На фотографии Лидочка Колотилова оказалась маленькой сухонькой старушкой. Я понял, что она маленькая: она стояла в каком-то скверике, держась рукой за спинку скамейки и не сильно над ней возвышаясь.

— Узнали? — спросила Зинаида Борисовна.

— Нет, — сказал я.

— Странный вы человек. Саша всех помнил.

Я хотел сказать ей, что Саша погиб четверть века назад и что неизвестно, кто бы остался в его памяти, живи он сегодня, — но не решился.

— А давно вы видели эту Колотилову в последний раз? — спросил я.

— Я вообще никогда не видела ее, — сказала Зинаида Борисовна. — Но это не имеет никакого значения, ведь мы регулярно переписываемся.

— А в Харькове, — спросил я, — когда вы жили в Харькове…

— Я никогда там не жила, — ответила Зинаида Борисовна. — Я же вам только что говорила, мы познакомились с Сашей в Феодосии. Он, вероятно, рассказывал вам…

В ее голосе послышалась досада на мою бестолковость. Чего-то я действительно не мог взять в толк. И это начинало меня раздражать, хотя я отлично представлял себе, что раздражение мое неприлично. Сделав над собой усилие, я сказал:

— Простите меня, Зинаида Борисовна. Мне кажется, вы преувеличиваете мою с Сашей близость. К сожалению, еще задолго до войны мы виделись нечасто.

Она удивленно посмотрела на меня.

— Юность сохраняется в человеке навсегда.

— Если бы! — сказал я. — У меня-то она сильно захламлена.

— А я живу только ею.

Незнакомая, пожилая и некрасивая женщина сидела со мной за чайным столом. Только сейчас я увидел, как необычно все, что нас окружает. В этой комнате все вещи были случайными и словно выхваченными из минувшей действительности. При взгляде на них тотчас всплывали их прежние наименования: шифоньер, оттоманка, гардероб, фортепьяно. И даже в то время, когда они так назывались, они, вероятно, были уже старомодными. Я не люблю нынешнюю новую мебель — она для меня слишком неодушевленная, магазинная, не обладающая личным характером. Однако в этой комнате существовала другая крайность: вещи растеряли своих владельцев, жизнь выцедилась из них по капле, они стояли мертвые, не соединимые друг с другом.

— Вам проще, — сказал я. — Вы виделись с Сашей вплоть до его ухода на войну.

— Нет, — сказала Зинаида Борисовна. — После Феодосии мы не встречались ни разу.

Понимая всю глубину своей бестактности, я спросил:

— Сколько же это у вас продолжалось?

— Почему «продолжалось»? Это продолжается и сейчас. У меня никого не было, кроме Саши. Когда он погиб, его друзья стали мне близкими людьми.

— Кого же из них вы видели? — спросил я.

— Никого. Вы — первый.

Я не мог себе вообразить этой жизни. Я спросил:

— Откуда же вам столько известно обо всех нас?

— Я писала письма. Мне отвечали. Ведь вы же мне тоже отвечали? Вот так же и другие.

— Но почему, — спросил я, — почему вы ни разу не приехали в наш Харьков до войны?

— Не получилось, — сказала Зинаида Борисовна. — Саша не хотел.

Удивительно было, что в ее голосе не вздрагивало, не прослушивалось и ноты сокрушенности. Она отвечала мне победительно, словно именно так и должны были сложиться ее отношения с Сашей.

По всем человеческим законам ее следовало жалеть. Логически я это понимал, но, обычно легко жалостливый, я не мог сейчас наскрести в своей душе ни крупицы сочувствия к ней. Она мне не нравилась. Я не мог себе представить ее иной, нежели видел сейчас. Это было несправедливо до жестокости, но меня заколодило за этим столом. Я не мог пропустить ее в свое прошлое.
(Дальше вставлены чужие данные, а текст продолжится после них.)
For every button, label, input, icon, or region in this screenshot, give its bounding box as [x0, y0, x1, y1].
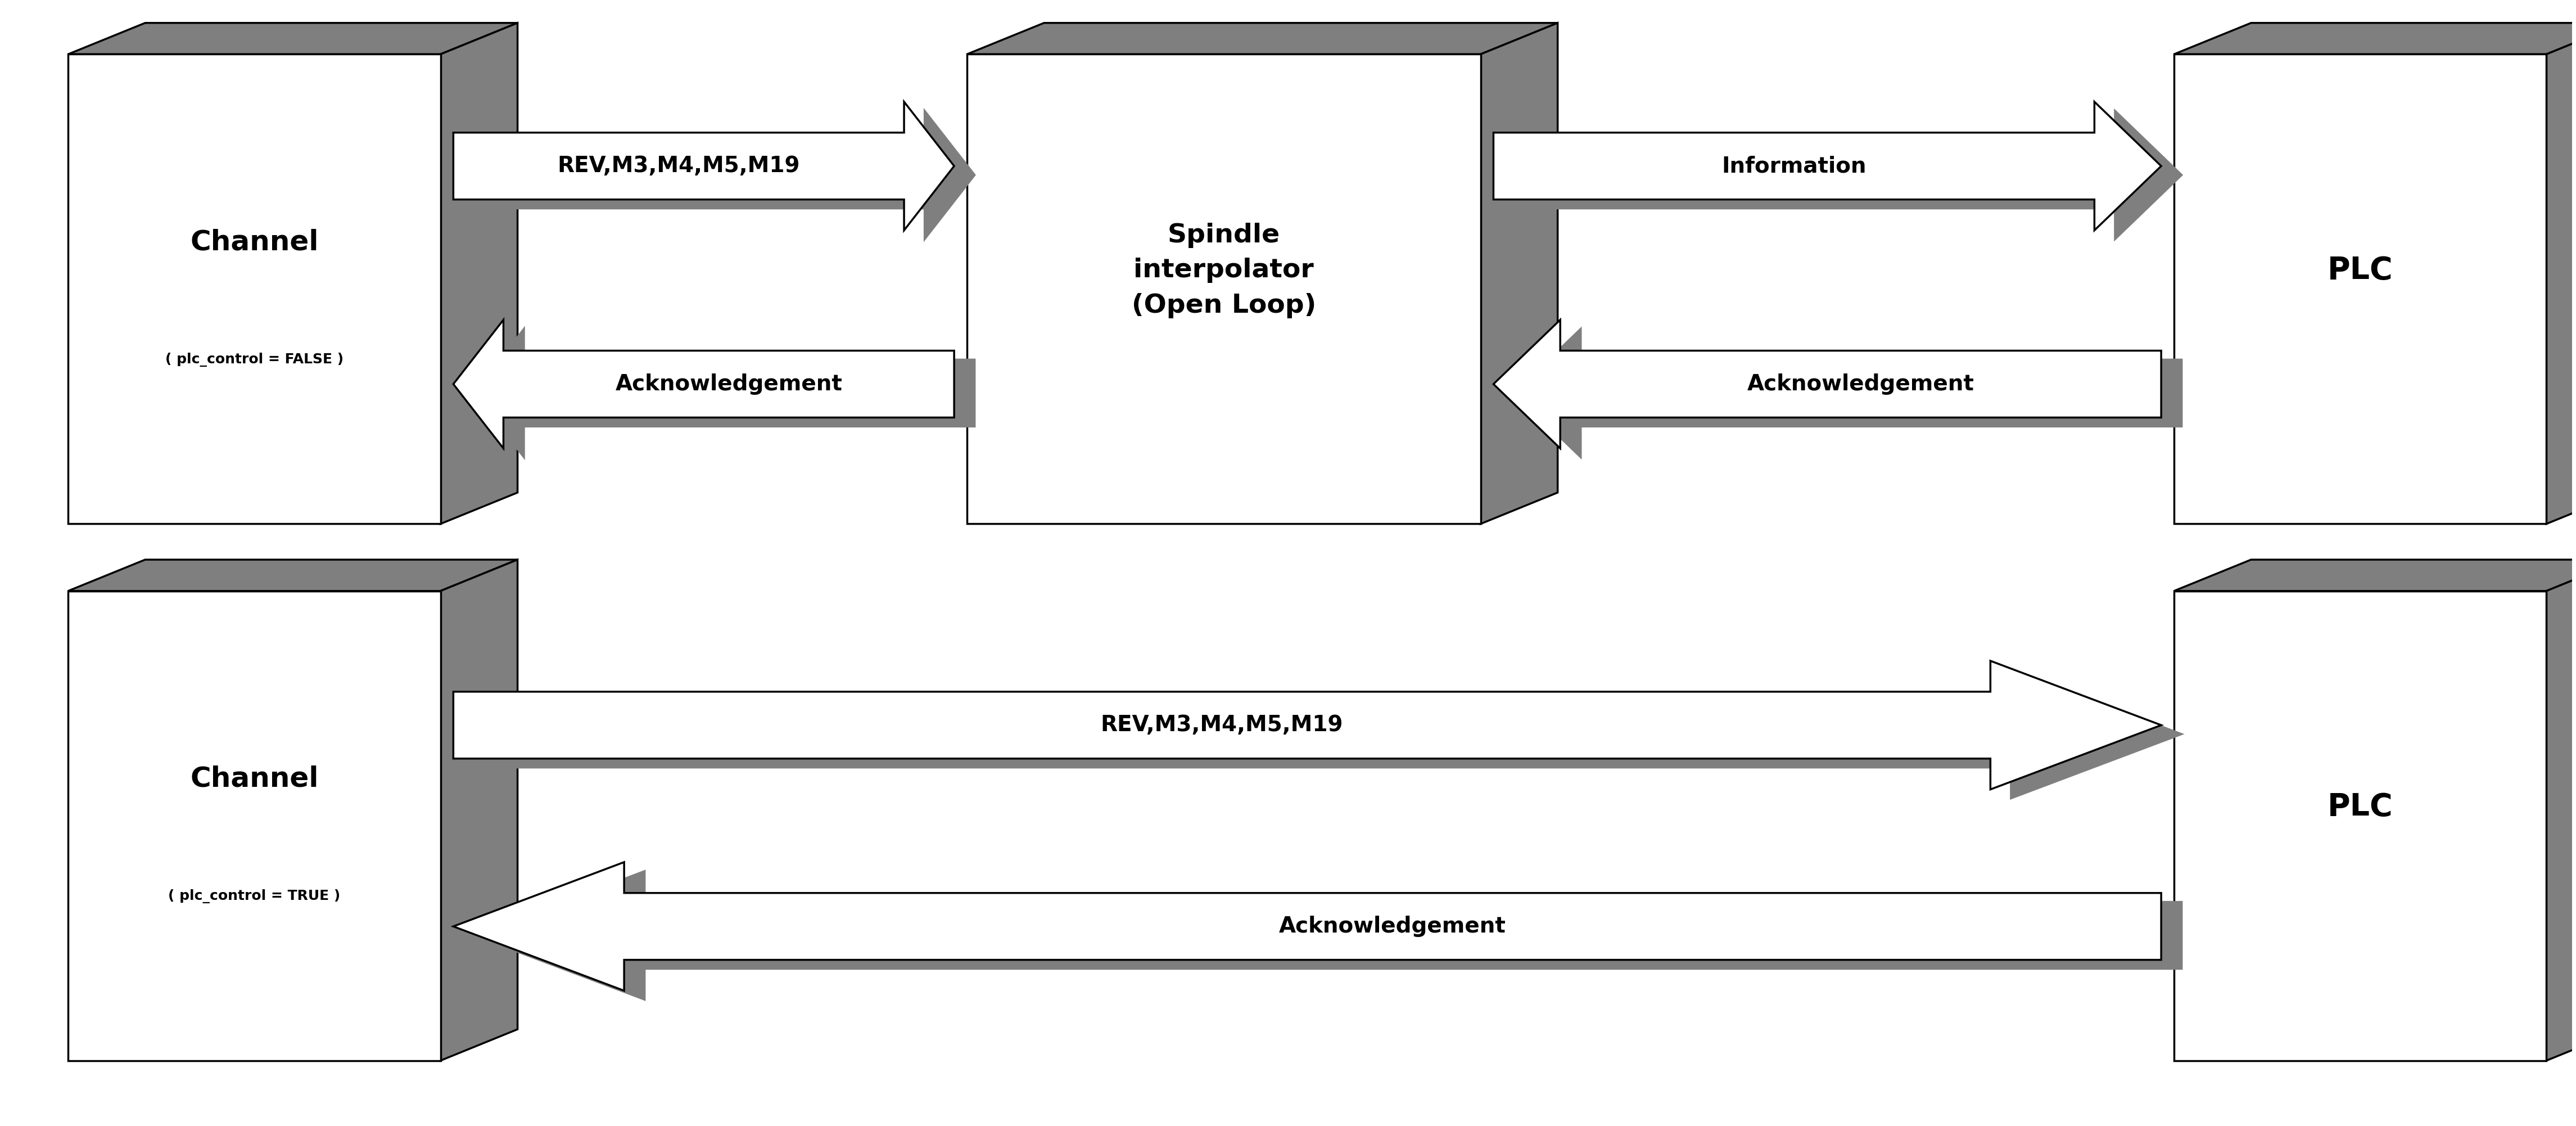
- Polygon shape: [453, 320, 953, 448]
- Text: Acknowledgement: Acknowledgement: [1747, 374, 1973, 395]
- Polygon shape: [2174, 54, 2548, 524]
- Text: Acknowledgement: Acknowledgement: [616, 374, 842, 395]
- Text: REV,M3,M4,M5,M19: REV,M3,M4,M5,M19: [556, 155, 801, 177]
- Polygon shape: [440, 23, 518, 524]
- Text: Channel: Channel: [191, 766, 319, 793]
- Text: PLC: PLC: [2326, 256, 2393, 286]
- Polygon shape: [2174, 560, 2576, 591]
- Polygon shape: [67, 54, 440, 524]
- Text: Spindle
interpolator
(Open Loop): Spindle interpolator (Open Loop): [1131, 223, 1316, 318]
- Text: Channel: Channel: [191, 229, 319, 256]
- Polygon shape: [1494, 320, 2161, 448]
- Polygon shape: [1481, 23, 1558, 524]
- Polygon shape: [474, 872, 2182, 1000]
- Polygon shape: [67, 560, 518, 591]
- Polygon shape: [1515, 329, 2182, 457]
- Text: Information: Information: [1721, 155, 1868, 177]
- Polygon shape: [2174, 23, 2576, 54]
- Polygon shape: [453, 661, 2161, 789]
- Text: PLC: PLC: [2326, 792, 2393, 822]
- Text: ( plc_control = TRUE ): ( plc_control = TRUE ): [167, 890, 340, 903]
- Polygon shape: [67, 23, 518, 54]
- Polygon shape: [474, 329, 974, 457]
- Text: REV,M3,M4,M5,M19: REV,M3,M4,M5,M19: [1100, 715, 1342, 735]
- Polygon shape: [2548, 560, 2576, 1061]
- Polygon shape: [1515, 110, 2182, 240]
- Polygon shape: [966, 54, 1481, 524]
- Polygon shape: [2174, 591, 2548, 1061]
- Polygon shape: [474, 110, 974, 240]
- Polygon shape: [67, 591, 440, 1061]
- Text: Acknowledgement: Acknowledgement: [1280, 915, 1507, 937]
- Polygon shape: [2548, 23, 2576, 524]
- Text: ( plc_control = FALSE ): ( plc_control = FALSE ): [165, 352, 343, 367]
- Polygon shape: [1494, 101, 2161, 231]
- Polygon shape: [440, 560, 518, 1061]
- Polygon shape: [453, 863, 2161, 991]
- Polygon shape: [453, 101, 953, 231]
- Polygon shape: [474, 670, 2182, 798]
- Polygon shape: [966, 23, 1558, 54]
— Вы не думайте, что это был просто курортный роман, — сказала Зинаида Борисовна. — Саша читал мне свои стихи, мы много беседовали на разные темы. Если бы не война, все могло бы сложиться иначе… Хотите, я вам сыграю то, что мы любили?

И, не заручившись моим согласием, она перенесла свое грузное тело из-за стола на круглый стул у пианино.

— Садитесь поближе, — попросила Зинаида Борисовна. — Я должна видеть выражение вашего лица.

Она заиграла и запела. Не знаю, что можно было вычитать на моем окаменевшем лице.

Она била пальцами по клавишам, пианино гудело под ее тяжелыми руками. И поверх этого гуда раздавалось ее неумелое пение.

И в самый пожар моего стыда за нее я внезапно подумал: кому-нибудь и я смешон. И еще я подумал: разве это так уж смешно, когда нелюбимая тобой женщина, через двадцать лет после того, как ты ее бросил и тебя уже давным-давно нет на земле, собрала вокруг себя все, что от тебя осталось?

И впервые я посмотрел на Зинаиду Борисовнус восхищением и жалостью. А она, раскрыв свой большой рот, изнемогая, докрикивала: «Отвори потихоньку калитку!..»

И я отворил, и впустил ее к Саше.

И еще прошли годы. Сто, двести лет. Я ничего не забыл. Человеческая память обладает охранительным свойством: забывается лишь то, что заслуживает забвения.

Выгорая от времени и коробясь по углам, воспоминания выцветают, как давние любительские фотографии. Выцветают подробности…

У меня не сохранилось ни одного Катиного снимка. Мы не дарили их друг другу на память — страсть запечатлевать себя на глянцевой бумаге еще не стала в то время тотальной. В нашей юности люди фотографировались редко.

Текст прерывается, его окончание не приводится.